Yahouza Sadissou SYNAMEPIl y a de ces situations malheureuses qui sont souvent préférables à celles qui seraient souhaitable ; en clair, la sagesse populaire dirait « à quelque chose malheur est bon ». C’est exactement le schéma qui est en train de se dessiner sur la fameuse école nigérienne. Entre nous, il faut être sérieux, lucides et objectifs pour reconnaitre et accepter que jamais l’école nigérienne n’a connu autant de remous que cette année 2017. Les acteurs du 09 Février 1990 sont là pour en témoigner ; même cette année légendaire n’a pas été autant perturbée que celle-là. Même pas les autres années qui ont été blanchies ou sabotées avec un passage automatique inédit. En somme l’année scolaire en cours ressemble à un chaos académique dont la solution la plus plausible n’est rien d’autre qu’un autre chaos, certes moins sulfureux que le premier. On a le choix entre deux couleuvres et à nous de choisir celle qui mord le moins.
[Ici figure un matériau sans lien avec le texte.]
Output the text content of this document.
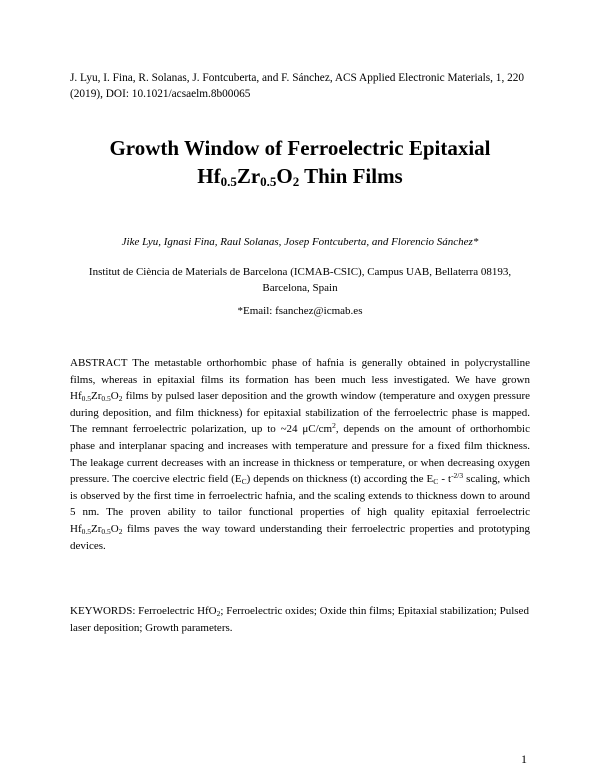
J. Lyu, I. Fina, R. Solanas, J. Fontcuberta, and F. Sánchez, ACS Applied Electronic Materials, 1, 220 (2019), DOI: 10.1021/acsaelm.8b00065
Growth Window of Ferroelectric Epitaxial
$Hf_{0.5}Zr_{0.5}O_2$ Thin Films
Jike Lyu, Ignasi Fina, Raul Solanas, Josep Fontcuberta, and Florencio Sánchez*
Institut de Ciència de Materials de Barcelona (ICMAB-CSIC), Campus UAB, Bellaterra 08193, Barcelona, Spain
*Email: fsanchez@icmab.es
ABSTRACT The metastable orthorhombic phase of hafnia is generally obtained in polycrystalline films, whereas in epitaxial films its formation has been much less investigated. We have grown $Hf_{0.5}Zr_{0.5}O_2$ films by pulsed laser deposition and the growth window (temperature and oxygen pressure during deposition, and film thickness) for epitaxial stabilization of the ferroelectric phase is mapped. The remnant ferroelectric polarization, up to ~24 $\mu C/cm^2$, depends on the amount of orthorhombic phase and interplanar spacing and increases with temperature and pressure for a fixed film thickness. The leakage current decreases with an increase in thickness or temperature, or when decreasing oxygen pressure. The coercive electric field $(E_C)$ depends on thickness (t) according the $E_C - t^{-2/3}$ scaling, which is observed by the first time in ferroelectric hafnia, and the scaling extends to thickness down to around 5 nm. The proven ability to tailor functional properties of high quality epitaxial ferroelectric $Hf_{0.5}Zr_{0.5}O_2$ films paves the way toward understanding their ferroelectric properties and prototyping devices.
KEYWORDS: Ferroelectric HfO$_2$; Ferroelectric oxides; Oxide thin films; Epitaxial stabilization; Pulsed laser deposition; Growth parameters.
1
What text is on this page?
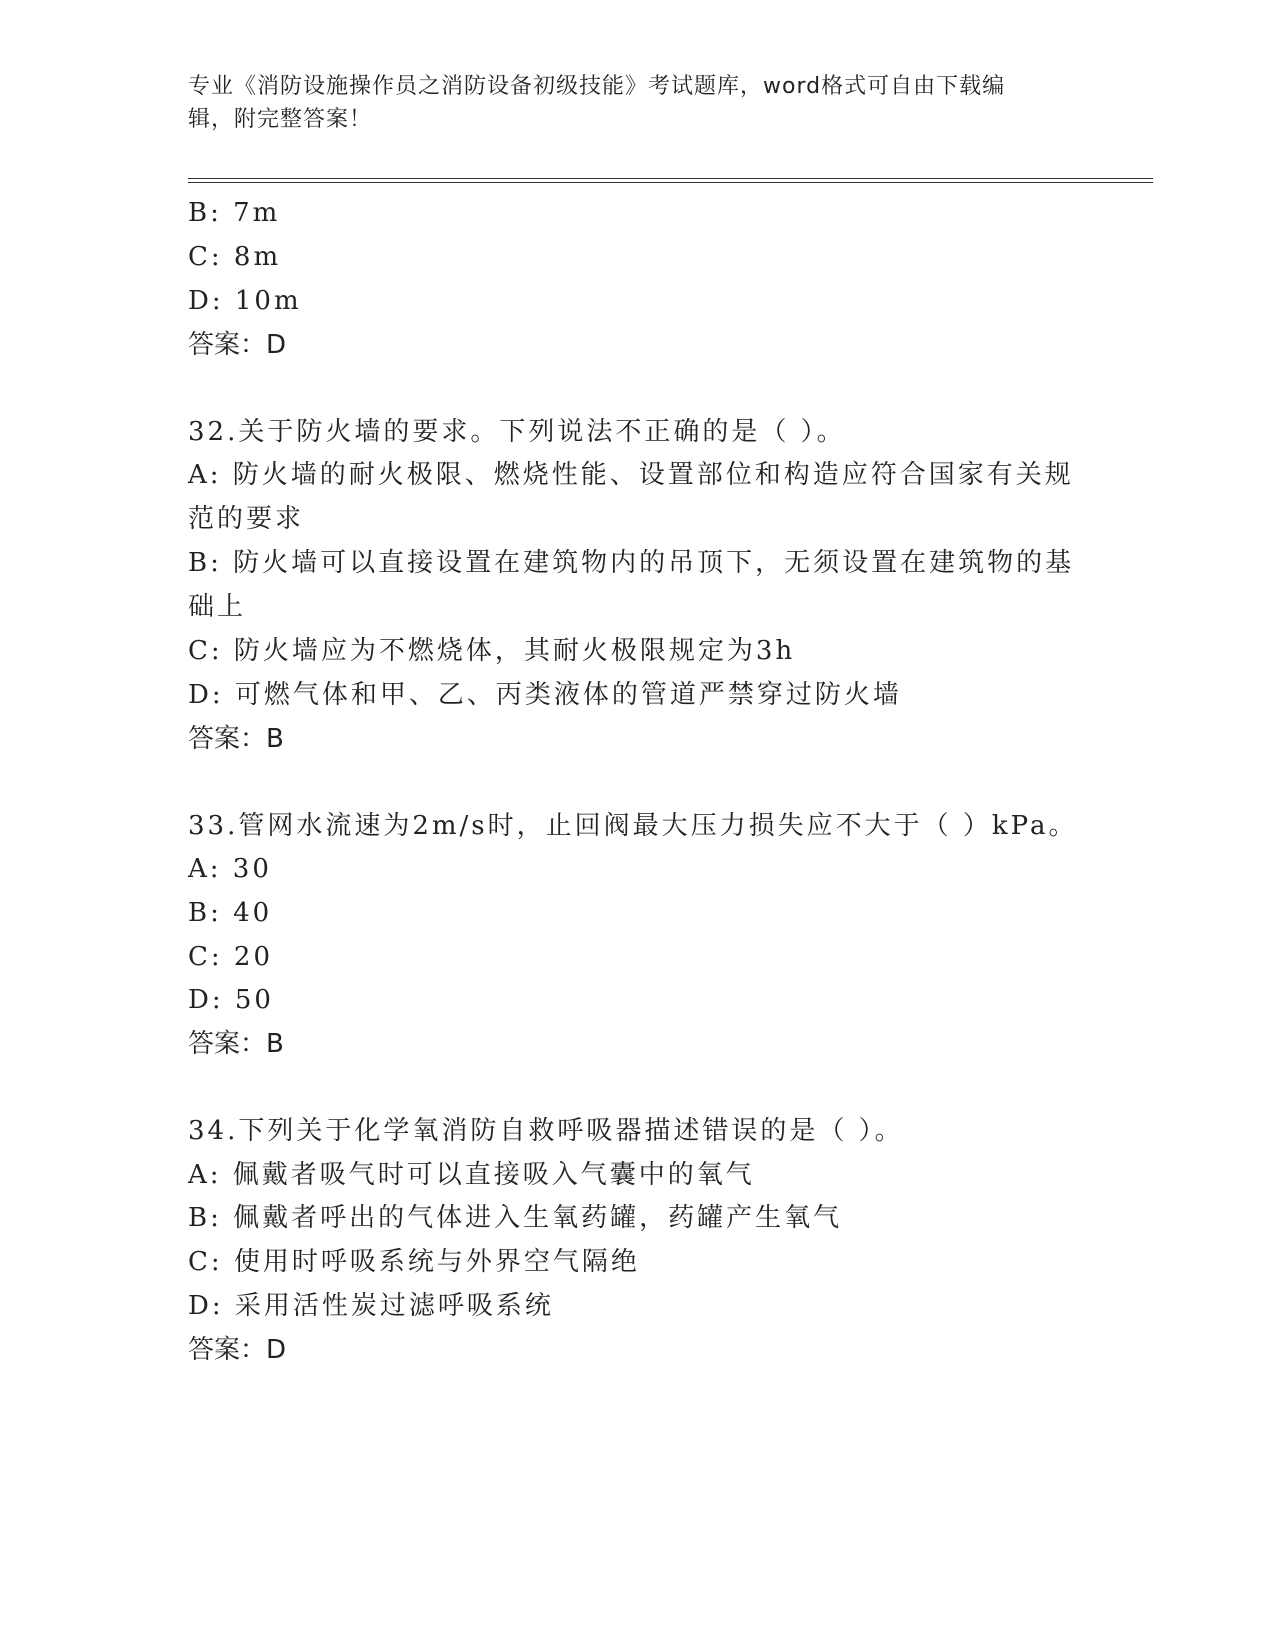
专业《消防设施操作员之消防设备初级技能》考试题库，word格式可自由下载编
辑，附完整答案！
B: 7m
C: 8m
D: 10m
答案：D
32.关于防火墙的要求。下列说法不正确的是（ ）。
A: 防火墙的耐火极限、燃烧性能、设置部位和构造应符合国家有关规
范的要求
B: 防火墙可以直接设置在建筑物内的吊顶下，无须设置在建筑物的基
础上
C: 防火墙应为不燃烧体，其耐火极限规定为3h
D: 可燃气体和甲、乙、丙类液体的管道严禁穿过防火墙
答案：B
33.管网水流速为2m/s时，止回阀最大压力损失应不大于（ ）kPa。
A: 30
B: 40
C: 20
D: 50
答案：B
34.下列关于化学氧消防自救呼吸器描述错误的是（ ）。
A: 佩戴者吸气时可以直接吸入气囊中的氧气
B: 佩戴者呼出的气体进入生氧药罐，药罐产生氧气
C: 使用时呼吸系统与外界空气隔绝
D: 采用活性炭过滤呼吸系统
答案：D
Le caractère inédit des perturbations de cette année réside dans le fait que tous les secteurs de l’éducation sont en ébullition. Les scolaires d’abord avec leurs revendications traditionnelles qui ne reposent que sur la recherche de meilleures conditions de travail et d’existence. Des salles de classes équipées, des fournitures scolaires, des enseignants en quantité et en qualité, des bourses et allocations qui tombent régulièrement, telles sont les principales revendications des scolaires. Qu’est-ce qui n’est pas légitime dans ces demandes ?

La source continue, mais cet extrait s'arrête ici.